Ganis jadi terdiam. Hidup Prana kacau? Sepertinya itu saat-saat setelah kepergiannya. Seharusnya Prana merasa puas dan senang karena telah dengan mudah mengusirnya pergi. Artinya, dia sudah dapat menyingkirkan duri dalam dagingnya.
Felix melirik Ganis. "Tidak merasa kaget, saat kuceritakan kalau Prana pernah jadi TNI, Nis?" tanyanya, sedikit heran.
Ganis agak tersentak dengan pertanyaan itu. Ya, kalau orang lain yang mendengarnya pasti kaget. Namun, bagi Ganis bukan masalah Prana jadi TNI-nya, tetapi bagaimana sampai Prana bisa melepaskan jabatannya itu? Karena tidak mudah untuk melepaskan diri dari anggota kemiliteran, seperti mudahnya mengundurkan diri dari perusahaan swasta.

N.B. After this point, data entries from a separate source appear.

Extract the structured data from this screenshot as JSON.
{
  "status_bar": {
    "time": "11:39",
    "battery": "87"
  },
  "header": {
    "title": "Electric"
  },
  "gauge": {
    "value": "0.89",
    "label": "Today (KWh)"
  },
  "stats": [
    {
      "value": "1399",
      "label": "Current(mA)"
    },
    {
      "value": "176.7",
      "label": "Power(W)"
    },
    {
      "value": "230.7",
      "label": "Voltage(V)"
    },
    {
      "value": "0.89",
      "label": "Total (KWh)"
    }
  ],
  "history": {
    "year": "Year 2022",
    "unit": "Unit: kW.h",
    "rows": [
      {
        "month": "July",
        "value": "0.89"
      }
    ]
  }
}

"Sebenarnya aku agak kaget juga sih, Fe. Tapi kalau melihat dari penampilannya, memang mirip TNI tak berseragam, ya?" Ganis sengaja tertawa, yang sebenarnya untuk mengalihkan Felix ke topik lainnya.
Dan berhasil, Felix ikut tertawa. "Kamu benar, Nis. Aku pun tidak tahu, bagaimana dia bisa melepaskan diri dari anggota kemiliterannya itu." dia mulai fokus ke jalanan lagi.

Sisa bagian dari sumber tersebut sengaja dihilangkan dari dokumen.